In Feldenkrais lessons we use many wonderful tools to help us rediscover connections within ourselves and to find ways of sensing the synergy of movement-planning and movement-action. Using images to enhance student’s awareness of relationships and coherence within themselves is one of those techniques. I have found that thinking about fascial pathways along the length of the body can provide an integrative and accessible tool for sensing the coordination of well-distributed action throughout oneself.

The elasticity of the fascial membranes, and their tendency to overlie and overlap other structures, allows a way of thinking that can help to discover global coordination of movement in a new way.

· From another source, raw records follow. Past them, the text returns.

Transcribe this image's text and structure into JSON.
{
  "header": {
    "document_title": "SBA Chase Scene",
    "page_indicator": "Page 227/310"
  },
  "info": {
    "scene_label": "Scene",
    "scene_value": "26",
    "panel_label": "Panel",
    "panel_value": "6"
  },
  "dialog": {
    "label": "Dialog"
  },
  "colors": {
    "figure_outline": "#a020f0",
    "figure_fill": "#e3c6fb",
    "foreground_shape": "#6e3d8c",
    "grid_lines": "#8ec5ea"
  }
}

In these workshops we will look at the way connective tissue creates lines of transmission throughout the body and use these images within classic Feldenkrais lessons, in order to enrich your experience of the lessons.

In Part 2 (this workshop) we will explore the way our arms connect into our body, the functional relationship between arms and legs, and the deep supportiveness of our inner core.

Our arms hang from the axial skeleton and are integrated into full-body movement through both superficial and underlying fascial structures. We will address the way the different parts of the hand and arm link in to the trunk and provide variable lines of control and stabilization. Our longitudinal structure and our small base of support dictate a functional union between arms and legs which utilizes the counterbalance effect of cross-lateral movement. The core connection from the soles of our feet throughout the whole length of ourselves can be thought of more in the sense of an internal space, which provides the background for well-adjusted tension throughout all the other lines.

Finding true length means balancing all these lines of tension. Our joints will be able to unfold more fully and access larger degrees of freedom if we can reconfigure body wide patterns of compensation and unite the communication between these opposing forces to a single sense of being in-tune with oneself.

Please note: This webinar is part 2 of two 2-day workshops about using fascial imagery in the Feldenkrais Method. In part 1 (13/ 14 March) we looked at connections along the back, the front and the sides of the body, as well as spiraling connections which wrap around us. Please find more information here…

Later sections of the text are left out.